01 June 2013 Issue 5 Stanley A Barg

From the Editor

Stanley A Barg on the increasingly mobile world
CPD Taxation

Recently I passed an important anniversary in my life, although I was certainly not around to celebrate at the time of the initial event. On 12 April 1905 my great-grandfather arrived in the US on a ship (via Liverpool) from a small town in Russia. At the time he was 35 years old and was the father of six children. He left with his family to find what he hoped would be a better life in the US. I cannot imagine the courage he must have had to leave everything that was familiar to him and, starting with virtually nothing, come to a new country.

He was unable to even speak the language of his new country (in fact, as far as I can remember, when he died in his 90s, he still couldn’t speak the language).

You might wonder why I'm telling you this story. The other day I was speaking with a lawyer from France who was telling me about many of his clients who are leaving France to move to other countries. They might be going to Belgium, Switzerland, England or somewhere else, but, like my great- grandfather, they were all looking for what they thought would be a better life. When I was speaking with this lawyer, I could not help but think not only about my great-grandfather, but also about a client with whom I had spoken only a few years earlier who was leaving England to move to France, where he thought that things were likely to be ‘better’, primarily from a tax perspective. I wonder what that client is thinking now, given the recent changes to French tax law. (I should add that, to the best of my knowledge, there were no tax reasons for my great-grandfather’s move, and I am fairly certain that he never consulted with a tax lawyer in his entire life, let alone in connection with his move to the US.)

It is sometimes difficult to look at our professional lives with much perspective when we are all so busy coping with so many daily pressures. If we can step back a bit, however, we should be able to see that, whatever might happen throughout the world, one constant seems to be that many of our clients will, in seemingly increasing numbers, continue to spend time in, invest in, or possibly even move to different countries, and that, in addition, it is likely that our clients will continue to need our services to help them manage the many financial, tax and family problems that are incident to these changes in today’s world.

Looking at the matter from a tax perspective (and, given my own professional bias, I tend to look at many of these issues from a tax perspective), as all countries have a seemingly unending need to find additional sources of revenue, and these countries all try to find new ways to increase their tax revenues, it seems inevitable that families will keep investing in and moving to other jurisdictions where they perceive that their positions will be more fairly and favourably viewed and where they will be able to live a ‘better’ life, whatever that might mean to them.

As our clients are looking for these opportunities in other countries, we find that there are as many answers for how to solve their problems as there are people looking for answers. It is impossible to find one solution that will work in every situation for the types of issues our clients face. I frequently hear from clients that they are certain that their problem must be one I see every day and that I should be able to do for them exactly what I have done for all my other clients. I am sure many of you will agree that such an approach to problems never works. I might have what seems to me to be a perfect answer to a given client’s problem, only to find that it does not work at all for the client in question because of the special nature of their situation.

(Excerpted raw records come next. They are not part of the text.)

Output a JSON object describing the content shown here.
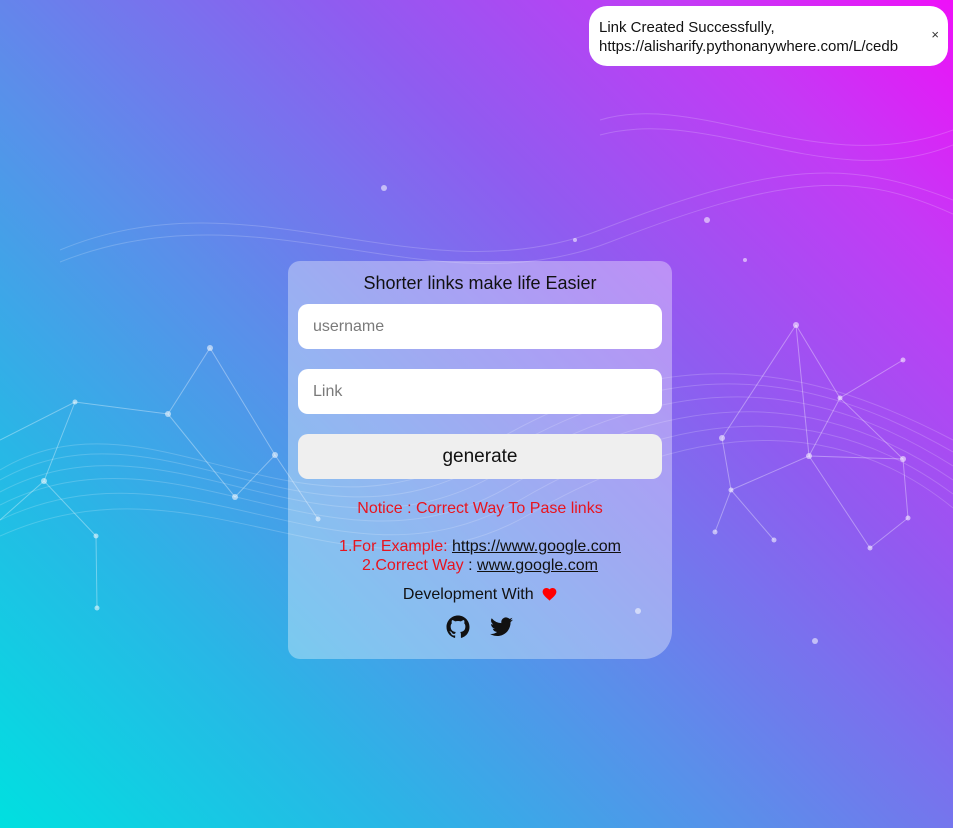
{
  "toast": {
    "message_line1": "Link Created Successfully,",
    "message_line2": "https://alisharify.pythonanywhere.com/L/cedb",
    "close_label": "×"
  },
  "card": {
    "title": "Shorter links make life Easier",
    "username_placeholder": "username",
    "username_value": "",
    "link_placeholder": "Link",
    "link_value": "",
    "generate_label": "generate",
    "notice": "Notice : Correct Way To Pase links",
    "example1_label": "1.For Example:",
    "example1_link": "https://www.google.com",
    "example2_label": "2.Correct Way",
    "example2_sep": ":",
    "example2_link": "www.google.com",
    "development_text": "Development With"
  },
  "icons": {
    "heart": "heart-icon",
    "github": "github-icon",
    "twitter": "twitter-icon",
    "close": "close-icon"
  },
  "colors": {
    "notice_red": "#e8141e",
    "gradient_start": "#00e0e0",
    "gradient_end": "#ee10f8",
    "heart_red": "#ff0000"
  }
}
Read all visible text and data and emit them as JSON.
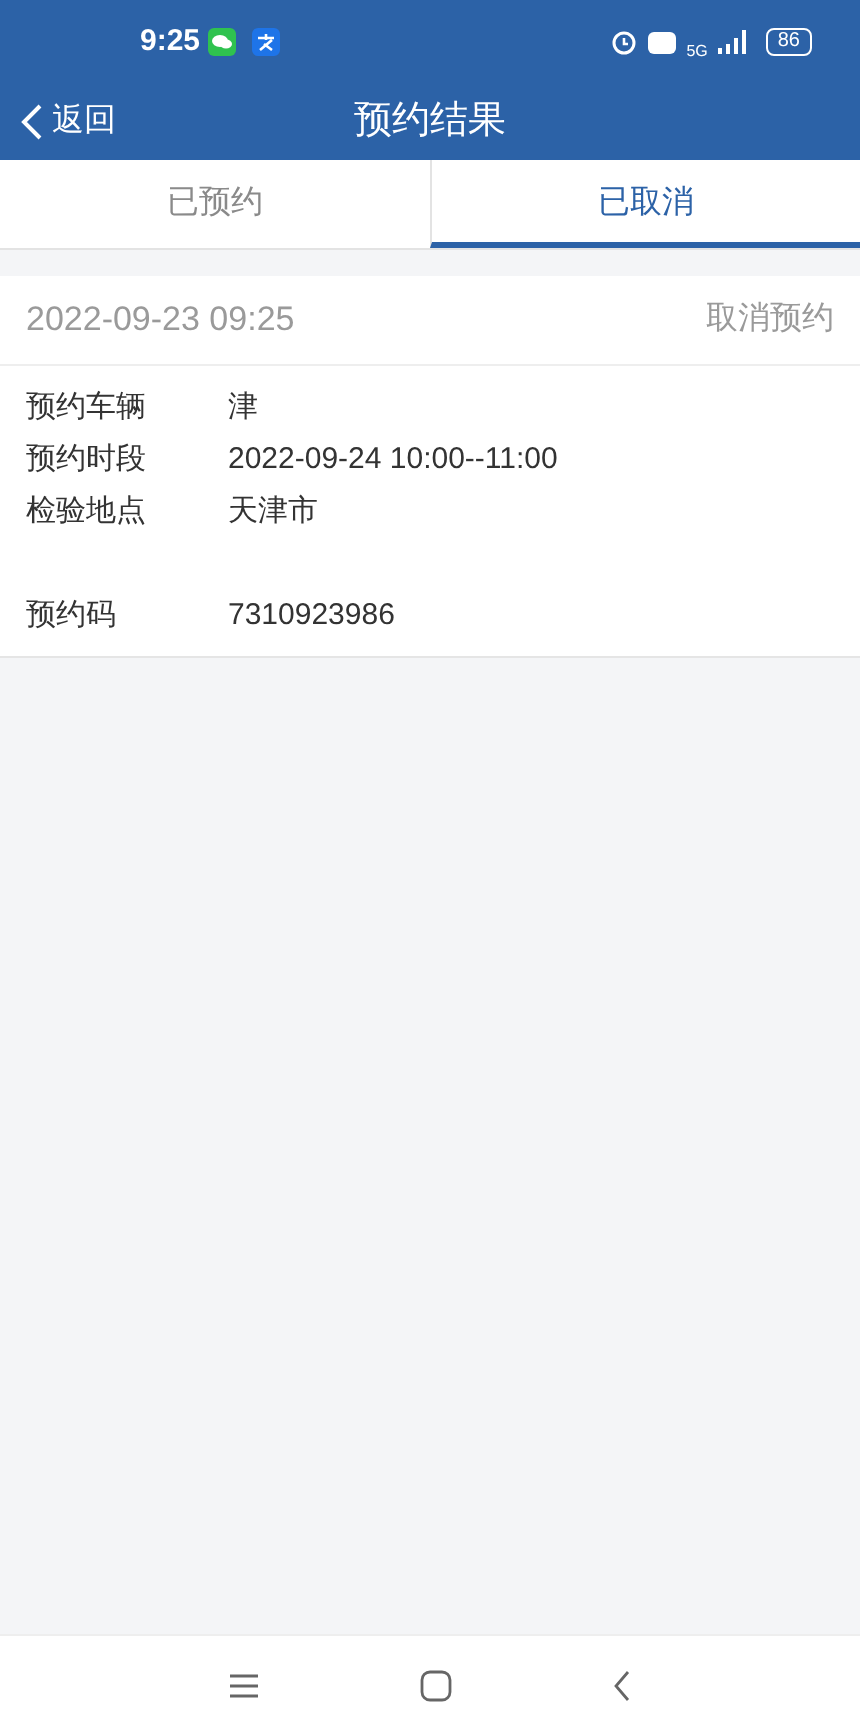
{
  "status_bar": {
    "time": "9:25",
    "battery": "86",
    "network": "5G"
  },
  "header": {
    "back_label": "返回",
    "title": "预约结果"
  },
  "tabs": [
    {
      "label": "已预约",
      "selected": false
    },
    {
      "label": "已取消",
      "selected": true
    }
  ],
  "record": {
    "created": "2022-09-23 09:25",
    "action": "取消预约",
    "fields": [
      {
        "label": "预约车辆",
        "value": "津"
      },
      {
        "label": "预约时段",
        "value": "2022-09-24 10:00--11:00"
      },
      {
        "label": "检验地点",
        "value": "天津市",
        "extra_line": true
      },
      {
        "label": "预约码",
        "value": "7310923986"
      }
    ]
  }
}
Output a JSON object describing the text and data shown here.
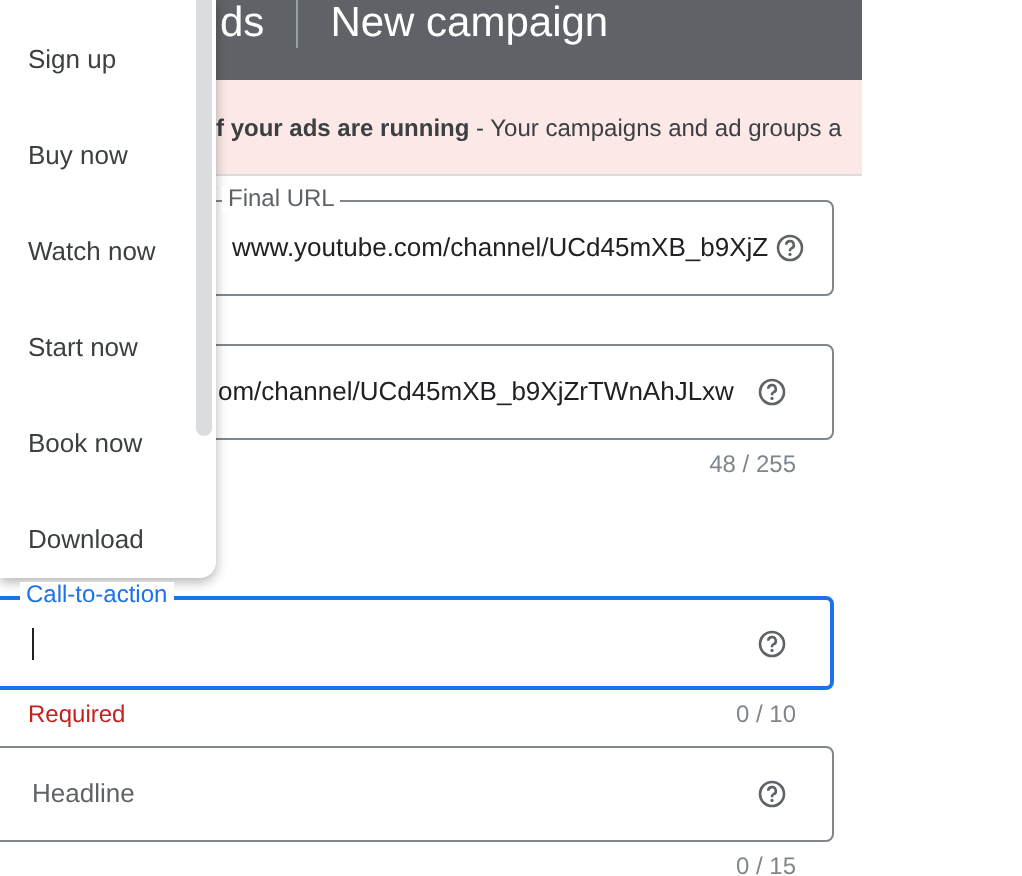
{
  "header": {
    "product_fragment": "ds",
    "title": "New campaign"
  },
  "alert": {
    "text": "**f your ads are running** - Your campaigns and ad groups a"
  },
  "menu": {
    "items": [
      {
        "label": "Sign up"
      },
      {
        "label": "Buy now"
      },
      {
        "label": "Watch now"
      },
      {
        "label": "Start now"
      },
      {
        "label": "Book now"
      },
      {
        "label": "Download"
      }
    ]
  },
  "fields": [
    {
      "label": "Final URL",
      "value": "www.youtube.com/channel/UCd45mXB_b9XjZ",
      "focused": false
    },
    {
      "value": "om/channel/UCd45mXB_b9XjZrTWnAhJLxw",
      "counter": "48 / 255",
      "focused": false
    },
    {
      "label": "Call-to-action",
      "focused": true,
      "error": "Required",
      "counter": "0 / 10"
    },
    {
      "placeholder": "Headline",
      "counter": "0 / 15",
      "focused": false
    }
  ]
}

In this day and age we are able to communicate instantly around the world, and it may be that leaving one’s home does not pose the same risks that my great-grandparents suffered, but there is no question that this type of movement, in any age, must be very difficult, and our clients will continue to challenge us to come up with new and creative ways to satisfy their objectives and ease the burden of their transitions. This issue of the STEP Journal is filled with articles that will help us all to better manage the needs of our clients in this increasingly mobile world.